L’Hermetica a eu sur la Renaissance un impact dont on n’a commencé à mesurer l’importance que ces dernières années. Vers 1460, un manuscrit contenant un texte grec incomplet du Corpus Hermeticum fut apporté à Florence. Cosimo de’ Medici ordonna à Marsilio Ficino de le traduire immédiatement en latin, avant de commencer sa traduction des œuvres de Platon. Ceci illustre l’attitude de la Renaissance, qui considérait les Hermetica comme des textes beaucoup plus anciens que les écrits platoniciens et comme la « sagesse égyptienne » considérée comme l’une des sources de la prisca theologia qui descendait en ligne ininterrompue jusqu’à Platon et aux néoplatoniciens. Lorsque Ficino a trouvé des bribes de philosophie platonicienne dans l’Hermetica de l’Antiquité tardive, il a supposé qu’il avait affaire à l’ancienne source égyptienne de la sagesse grecque. Tout comme l’interprétation d' »Hermès Trismégiste » comme prophète païen, à laquelle Ficin croyait aussi fermement, cette vision des écrits hermétiques comme source de Platon et des platoniciens dépendait d’une datation erronée de ces écrits. C’est à cette erreur très influente qu’est dû le fait que le néoplatonisme de la Renaissance comporte un noyau hermétique. Les travaux de Ficino sur la magie astrale sont basés sur les passages magiques de l’Asclépios. Giovanni Pico della Mirandola a ouvert son Oration sur la dignité de l’homme par une citation de l’Asclépios.
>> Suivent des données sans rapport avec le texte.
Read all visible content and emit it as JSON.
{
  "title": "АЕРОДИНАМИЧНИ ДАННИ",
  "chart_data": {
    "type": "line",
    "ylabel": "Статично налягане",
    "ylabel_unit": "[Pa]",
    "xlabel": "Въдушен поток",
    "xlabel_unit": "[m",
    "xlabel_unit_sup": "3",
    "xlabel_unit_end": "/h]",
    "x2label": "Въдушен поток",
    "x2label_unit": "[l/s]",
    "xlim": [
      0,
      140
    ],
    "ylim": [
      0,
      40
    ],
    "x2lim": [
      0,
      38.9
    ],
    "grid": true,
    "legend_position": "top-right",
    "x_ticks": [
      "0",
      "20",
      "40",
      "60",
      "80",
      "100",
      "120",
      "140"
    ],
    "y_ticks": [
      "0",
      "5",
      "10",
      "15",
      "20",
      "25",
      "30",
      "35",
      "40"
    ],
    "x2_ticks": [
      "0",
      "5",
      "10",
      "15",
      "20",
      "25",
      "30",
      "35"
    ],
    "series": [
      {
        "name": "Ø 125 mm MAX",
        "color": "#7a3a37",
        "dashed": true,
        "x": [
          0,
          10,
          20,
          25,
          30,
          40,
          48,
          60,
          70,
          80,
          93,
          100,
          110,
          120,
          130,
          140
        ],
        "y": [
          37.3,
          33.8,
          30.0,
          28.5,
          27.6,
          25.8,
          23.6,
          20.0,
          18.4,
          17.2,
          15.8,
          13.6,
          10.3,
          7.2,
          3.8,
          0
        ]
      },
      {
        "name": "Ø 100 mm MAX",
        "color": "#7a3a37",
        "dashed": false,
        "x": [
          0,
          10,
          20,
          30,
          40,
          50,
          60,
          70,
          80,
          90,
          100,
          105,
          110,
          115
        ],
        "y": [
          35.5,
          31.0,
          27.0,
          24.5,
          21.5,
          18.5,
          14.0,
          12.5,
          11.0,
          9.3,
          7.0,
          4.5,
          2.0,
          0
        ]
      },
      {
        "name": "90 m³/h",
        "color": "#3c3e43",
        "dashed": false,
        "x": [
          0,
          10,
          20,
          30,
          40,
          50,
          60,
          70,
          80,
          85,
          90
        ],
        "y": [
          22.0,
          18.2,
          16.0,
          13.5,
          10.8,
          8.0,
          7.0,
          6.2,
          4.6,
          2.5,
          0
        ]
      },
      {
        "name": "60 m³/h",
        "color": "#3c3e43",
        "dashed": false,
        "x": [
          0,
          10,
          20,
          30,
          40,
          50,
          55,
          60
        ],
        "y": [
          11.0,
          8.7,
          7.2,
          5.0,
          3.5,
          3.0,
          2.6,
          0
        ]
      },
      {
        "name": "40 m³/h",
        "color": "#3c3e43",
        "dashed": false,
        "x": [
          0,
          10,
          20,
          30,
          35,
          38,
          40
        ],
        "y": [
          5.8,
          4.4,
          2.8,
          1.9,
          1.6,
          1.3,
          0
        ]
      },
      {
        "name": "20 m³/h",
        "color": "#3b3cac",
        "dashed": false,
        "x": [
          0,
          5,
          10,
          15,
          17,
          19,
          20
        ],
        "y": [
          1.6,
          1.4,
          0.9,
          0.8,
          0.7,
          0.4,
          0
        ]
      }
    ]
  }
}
Tout au long du XVIe siècle, les écrits hermétiques ont été lus avec avidité dans les nombreuses éditions de la traduction de Ficino, et de nouvelles éditions et commentaires ont été publiés par Jacques Lefèvre d’Étaples, Symphorien Champier, F. Foix de Candale, Francesco Patrizi, et d’autres. La première édition du texte grec du Corpus Hermeticum parut en 1554.

L’influence de cette étude intensive de l’Hermetica peut être retracée tout au long de la Renaissance. Elle a pénétré certains types de théologie de la Renaissance. Les hermétistes chrétiens qui souhaitaient éviter la magie exclurent de leur canon les passages magiques de l’Asclépios. En revanche, pour les magiciens et les philosophes de la Renaissance, la vision animiste et magique de la nature qu’ils extrayaient des écrits hermétiques était la caractéristique la plus attrayante. Un exemple frappant de l’influence hermétique sur un philosophe de la Renaissance est Giordano Bruno, qui rejetait l’interprétation chrétienne des Hermetica et considérait l’hermétisme comme une pure religion et philosophie égyptienne dont il faisait la base de son interprétation animiste de la nature.
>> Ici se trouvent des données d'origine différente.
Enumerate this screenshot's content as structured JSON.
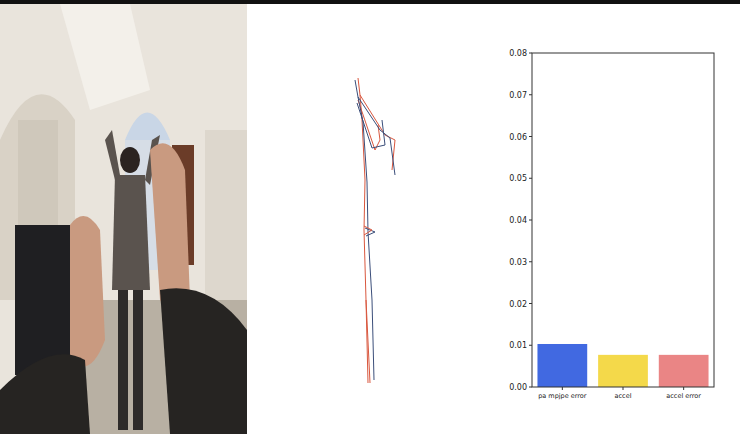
{
  "chart_data": {
    "type": "bar",
    "categories": [
      "pa mpjpe error",
      "accel",
      "accel error"
    ],
    "values": [
      0.0103,
      0.0077,
      0.0077
    ],
    "colors": [
      "#4169e1",
      "#f4d94a",
      "#ea8585"
    ],
    "ylim": [
      0,
      0.08
    ],
    "yticks": [
      {
        "value": 0,
        "label": "0.00"
      },
      0.01,
      0.02,
      0.03,
      0.04,
      0.05,
      0.06,
      0.07,
      0.08
    ],
    "grid": false
  }
}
En 1614, le grand érudit grec Isaac Casaubon datait les Hermetica comme ayant été écrits à une époque post-chrétienne, brisant ainsi le mythe de leur ancienne paternité égyptienne sur lequel l’hermétisme de la Renaissance avait reposé. Avec l’essor de la pensée du XVIIe siècle, l’influence de l’hermétisme a reculé, bien qu’il y ait eu de nombreuses survivances des attitudes de la Renaissance à l’égard des écrits hermétiques. Le rôle joué dans la période immédiatement prémoderne par l’hermétisme de la Renaissance dans l’orientation de l’attention religieuse vers le cosmos et vers l’opération avec les pouvoirs cosmiques reste à évaluer.

Voir aussi Bruno, Giordano ; Ficino, Marsilio ; Littérature, philosophie de ; Néoplatonisme ; Patrizi, Francesco ; Pic de la Mirandole, comte Giovanni ; Platon ; Platonisme et tradition platonicienne ; Renaissance.